Кто-то подметил еще одну специфическую черту Пруста — писатель с таким умением и сладострастием подглядывает и подслушивает за всем происходящим вокруг него, что невольно напоминает профессионального шпиона. Забавно, не правда ли? Пруст как художник-кубист и как профессиональный соглядатай.

А вот шутовская забава в честь Пруста: ежегодно в Сан-Франциско проводятся «поминки» по писателю. Облаченные в смокинги мужчины с нафабренными, как у Пруста, усами слушают камерную музыку и потягивают шампанское. Пруста, который черпал вдохновение, макая в чай бисквит (и подробнейшим образом описал этот процесс и испытываемые им чувства), наверное, позабавила бы шутка устроителей одного из вечеров в Сан-Франциско: в зале гости увидели скульптуру Пруста во весь рост, сделанную из бисквита и марципанов.

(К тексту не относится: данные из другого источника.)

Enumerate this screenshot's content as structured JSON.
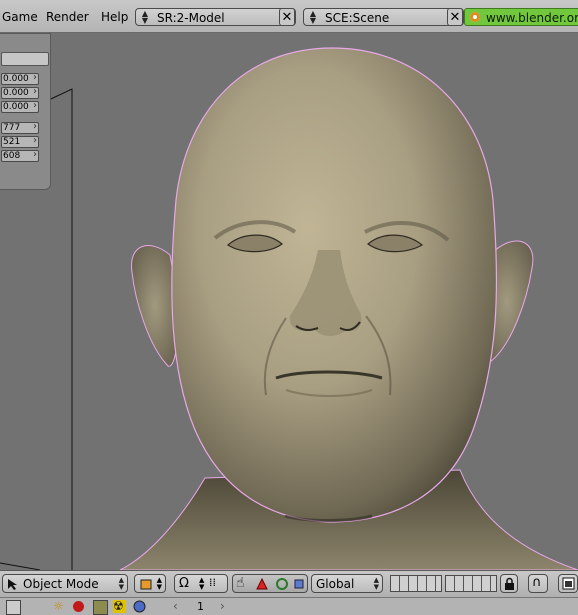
{
  "menu": [
    "Game",
    "Render",
    "Help"
  ],
  "screen_selector": {
    "label": "SR:2-Model"
  },
  "scene_selector": {
    "label": "SCE:Scene"
  },
  "website_button": {
    "label": "www.blender.org"
  },
  "transform_panel": {
    "location": [
      "0.000",
      "0.000",
      "0.000"
    ],
    "rotation": [
      "777",
      "521",
      "608"
    ]
  },
  "view3d_header": {
    "mode": "Object Mode",
    "orientation": "Global"
  },
  "timeline": {
    "frame": "1"
  },
  "colors": {
    "background": "#727272",
    "header": "#b8b8b8",
    "website_button": "#71c83c",
    "skin": "#a89e82",
    "selection_outline": "#e8a8e8"
  },
  "icons": [
    "arrows-updown-icon",
    "close-icon",
    "blender-logo-icon",
    "cursor-icon",
    "object-box-icon",
    "pivot-icon",
    "hand-icon",
    "translate-icon",
    "rotate-icon",
    "scale-icon",
    "lock-icon",
    "magnet-icon",
    "render-icon",
    "sun-icon",
    "sphere-icon",
    "world-icon",
    "radiation-icon"
  ]
}
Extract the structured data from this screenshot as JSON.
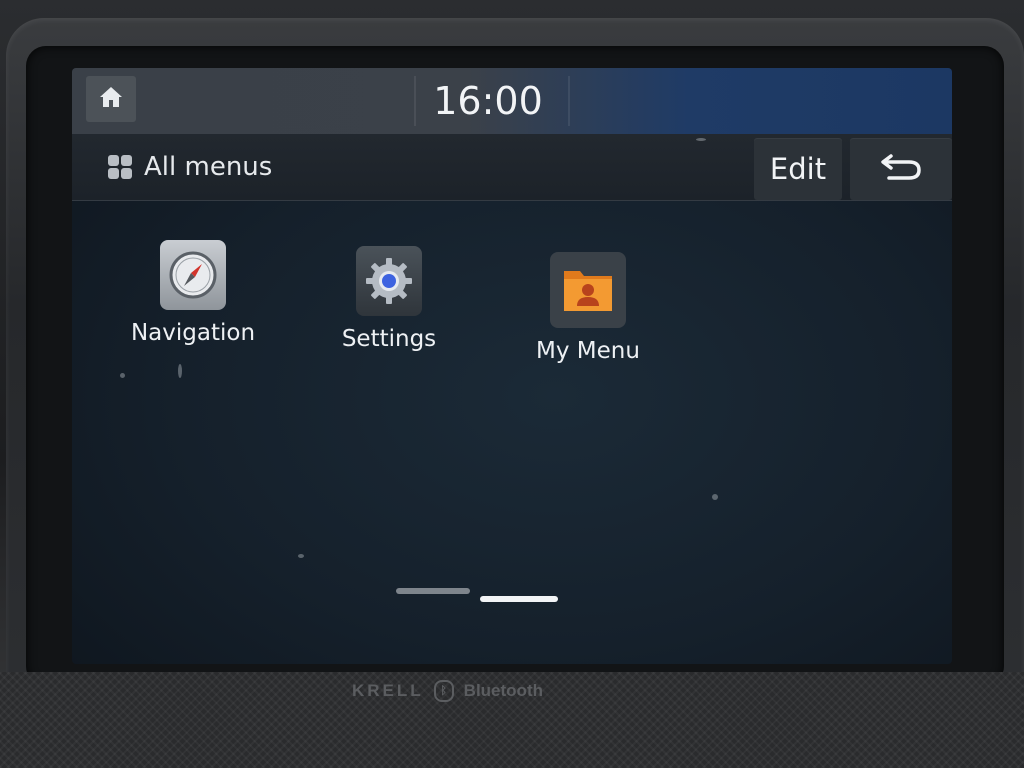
{
  "status_bar": {
    "clock": "16:00",
    "home_icon": "home-icon"
  },
  "header": {
    "title": "All menus",
    "title_icon": "grid-icon",
    "edit_label": "Edit",
    "back_icon": "back-arrow-icon"
  },
  "apps": [
    {
      "label": "Navigation",
      "icon": "compass-icon"
    },
    {
      "label": "Settings",
      "icon": "gear-icon"
    },
    {
      "label": "My Menu",
      "icon": "folder-user-icon"
    }
  ],
  "pagination": {
    "pages": 2,
    "current": 2
  },
  "hardware": {
    "brand": "KRELL",
    "bluetooth_label": "Bluetooth"
  },
  "colors": {
    "screen_bg": "#15202b",
    "status_accent": "#1c3863",
    "my_menu_orange": "#f08a24"
  }
}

Парадоксы бессмертия: одиночество, тоска и страдания писателя превращаются в бисквиты и марципаны. Можно изготовить и Пруста в шоколаде. Это уже совсем легко, просто и вкусно. Хотя неизвестно, как относится ко всему этому Пруст, наблюдая за земными утехами с олимпийских небес. Может быть, он огорчен. А может, тихо радуется и потирает руки: «Я всегда говорил, что люди — это только насекомые, падкие на сладкое».

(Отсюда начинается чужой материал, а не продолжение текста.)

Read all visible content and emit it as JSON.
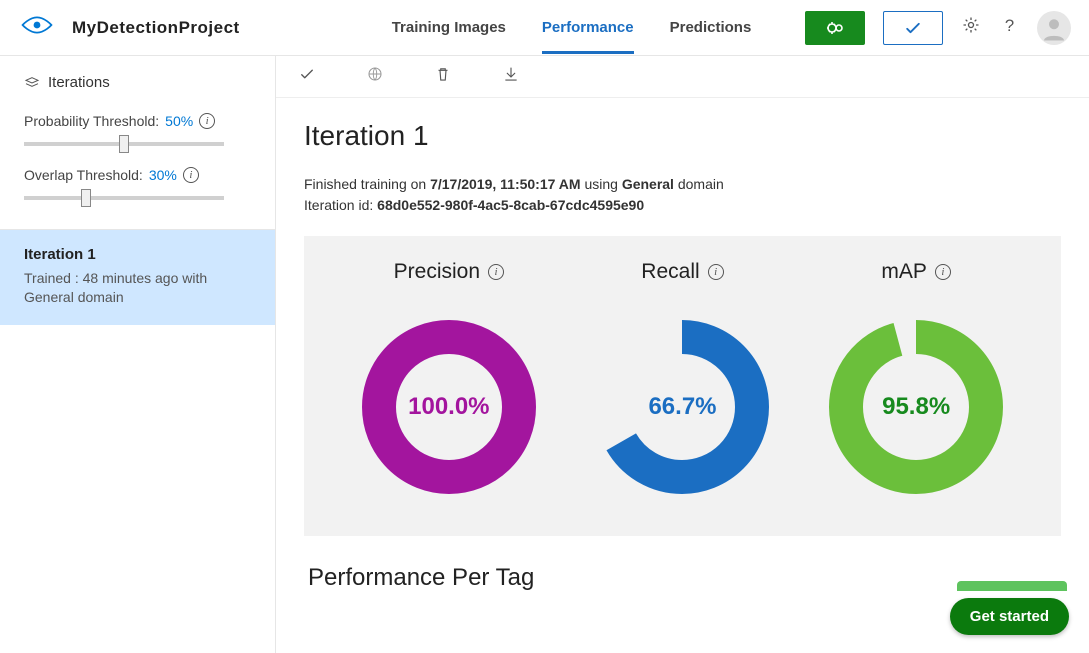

И финальный аккорд. Весной 2000 года мне довелось снова побывать в Париже — о, сладостный город! Так как денег у русских (не «новых») туристов всегда в обрез, я решил продать свою книгу «Клуб 1932» и отправился в русский книжный магазин на бульвар Бомарше. Там почему-то не оказалось скупщика, и мне предложили, оценив мою книгу в 80 франков (евро еще не ввели), поменять ее на любую книгу в пределах этой суммы. И тут я увидел темно-зеленный том «По направлению к Свану» петербургского издательства «Амфора» — ценою ровно в 80 франков. «Вот эту!» — не раздумывая сказал я.

Выйдя на улицу, я долго не мог прийти в себя: каков обмен — я и Пруст! По одной цене! Мое авторское честолюбие играло победный марш. Приятно было хоть таким образом побыть рядом с Прустом. Произошел этот исторический для меня обмен 14 апреля 2000 года.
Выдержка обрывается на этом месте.